Antoine Buyse on ECHR Blog goes further:
Thus, apparently, what has become part of the “canon of art” can no longer be prohibited within Europe. One may wonder what happens in cases where such works truly are offensive to large groups of people and also one may question who decides when a work becomes elevated to this European literary Olympus. Here the Court becomes an interesting player in the ongoing discussion on what is Europe’s common heritage!
Similarly, Inforrm’s Blog says that this conclusion has wide ranging implications:
Many readers of Eleven Thousand Rods will find the contents of the book highly offensive – as indeed did the French public at the time of its publication and for many decades later.
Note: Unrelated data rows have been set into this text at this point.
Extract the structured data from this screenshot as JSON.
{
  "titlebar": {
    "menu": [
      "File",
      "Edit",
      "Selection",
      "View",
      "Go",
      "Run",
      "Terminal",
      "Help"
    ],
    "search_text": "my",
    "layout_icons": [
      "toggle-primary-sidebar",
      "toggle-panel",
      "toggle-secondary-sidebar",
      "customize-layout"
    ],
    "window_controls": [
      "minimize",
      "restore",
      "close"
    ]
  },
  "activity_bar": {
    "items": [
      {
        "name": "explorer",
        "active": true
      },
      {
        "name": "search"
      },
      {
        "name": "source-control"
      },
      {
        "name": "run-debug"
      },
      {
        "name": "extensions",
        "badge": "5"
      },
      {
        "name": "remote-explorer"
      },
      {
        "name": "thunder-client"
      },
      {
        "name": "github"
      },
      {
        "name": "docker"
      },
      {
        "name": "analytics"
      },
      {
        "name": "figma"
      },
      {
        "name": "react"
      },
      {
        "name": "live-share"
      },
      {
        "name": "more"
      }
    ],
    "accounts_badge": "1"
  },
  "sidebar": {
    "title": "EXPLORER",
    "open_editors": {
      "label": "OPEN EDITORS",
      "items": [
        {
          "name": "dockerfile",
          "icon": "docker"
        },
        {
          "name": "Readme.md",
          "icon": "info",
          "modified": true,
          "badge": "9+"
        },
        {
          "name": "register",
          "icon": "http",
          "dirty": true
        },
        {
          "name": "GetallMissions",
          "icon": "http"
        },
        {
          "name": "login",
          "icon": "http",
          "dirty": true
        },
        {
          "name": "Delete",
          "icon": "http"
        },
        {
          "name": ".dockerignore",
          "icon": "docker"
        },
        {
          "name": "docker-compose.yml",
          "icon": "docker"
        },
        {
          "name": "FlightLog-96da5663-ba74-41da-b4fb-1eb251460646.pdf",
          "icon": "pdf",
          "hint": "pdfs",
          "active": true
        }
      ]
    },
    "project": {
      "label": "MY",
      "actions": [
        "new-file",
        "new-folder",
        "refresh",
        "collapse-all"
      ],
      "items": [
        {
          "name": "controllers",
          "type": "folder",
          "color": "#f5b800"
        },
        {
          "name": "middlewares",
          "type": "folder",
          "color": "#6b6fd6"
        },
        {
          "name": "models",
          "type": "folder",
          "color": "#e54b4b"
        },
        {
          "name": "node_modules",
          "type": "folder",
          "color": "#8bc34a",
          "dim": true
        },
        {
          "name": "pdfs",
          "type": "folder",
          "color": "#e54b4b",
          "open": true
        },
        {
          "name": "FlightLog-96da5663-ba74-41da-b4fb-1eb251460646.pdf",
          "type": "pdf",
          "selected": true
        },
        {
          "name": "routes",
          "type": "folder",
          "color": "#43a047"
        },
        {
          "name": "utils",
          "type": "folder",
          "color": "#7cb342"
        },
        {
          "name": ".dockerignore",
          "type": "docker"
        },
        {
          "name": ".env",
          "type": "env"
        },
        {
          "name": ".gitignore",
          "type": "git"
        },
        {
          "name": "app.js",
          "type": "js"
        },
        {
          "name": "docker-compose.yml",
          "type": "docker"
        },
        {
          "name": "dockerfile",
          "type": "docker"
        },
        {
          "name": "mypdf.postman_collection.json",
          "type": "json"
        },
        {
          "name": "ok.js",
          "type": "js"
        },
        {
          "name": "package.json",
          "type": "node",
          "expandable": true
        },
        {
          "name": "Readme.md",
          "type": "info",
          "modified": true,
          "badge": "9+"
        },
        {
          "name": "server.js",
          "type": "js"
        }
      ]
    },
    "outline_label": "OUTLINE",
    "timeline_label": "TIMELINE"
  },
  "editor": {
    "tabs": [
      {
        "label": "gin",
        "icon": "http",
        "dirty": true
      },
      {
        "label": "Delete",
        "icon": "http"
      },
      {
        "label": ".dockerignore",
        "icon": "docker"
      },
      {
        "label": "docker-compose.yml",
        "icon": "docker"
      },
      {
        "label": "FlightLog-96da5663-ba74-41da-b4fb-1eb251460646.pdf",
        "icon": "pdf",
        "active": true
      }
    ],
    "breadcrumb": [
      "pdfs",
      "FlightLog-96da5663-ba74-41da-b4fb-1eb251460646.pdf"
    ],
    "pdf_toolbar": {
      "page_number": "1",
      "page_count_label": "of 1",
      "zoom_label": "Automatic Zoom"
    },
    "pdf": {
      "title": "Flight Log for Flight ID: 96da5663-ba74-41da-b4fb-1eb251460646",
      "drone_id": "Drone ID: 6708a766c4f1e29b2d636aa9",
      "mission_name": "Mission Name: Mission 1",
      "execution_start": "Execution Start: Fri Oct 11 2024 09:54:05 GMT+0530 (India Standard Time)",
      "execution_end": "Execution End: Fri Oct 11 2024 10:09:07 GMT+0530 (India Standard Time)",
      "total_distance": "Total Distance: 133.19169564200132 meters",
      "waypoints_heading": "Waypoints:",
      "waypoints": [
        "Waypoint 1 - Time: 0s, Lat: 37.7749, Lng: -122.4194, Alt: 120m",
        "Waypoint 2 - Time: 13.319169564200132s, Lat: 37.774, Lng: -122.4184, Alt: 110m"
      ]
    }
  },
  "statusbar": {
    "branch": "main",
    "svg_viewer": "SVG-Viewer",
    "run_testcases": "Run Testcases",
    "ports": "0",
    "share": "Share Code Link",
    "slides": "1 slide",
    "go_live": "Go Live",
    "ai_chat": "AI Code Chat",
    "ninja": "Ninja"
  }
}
When the book was published in England in the 1970s whole chapters were deleted and replaced by short descriptions of the violent acts which were described. The idea that, four decades later, any restriction on the publication anywhere within the Council of Europe States, whatever local sensibilities, is at first sight very surprising. The notion of the “European literary heritage” is one which lacks clear boundaries – certainly in countries which do not have the benefit of the “Pléiade” collection. The judgment does, however, show that contrary to the views of some English critics, the Court of Human Rights continues to take a robust view in “traditional freedom of expression” areas such as obscenity.
One way to test this rather fluid conception of the European literary heritage is to apply it to not just to European books like The Eleven Thousand Rods, Ulysses or Lady Chatterly’s Lover, but to non-European classics such as The One Thousand and One Nights or to important recent publications like Azazeel. If there is no substantive or qualitative difference between them, then the pressure will be on the Court to expand its notion of the European literary heritage, and to narrow the margin of appreciation afforded to member states when the seek to rely on the morals exception. This would be no bad thing.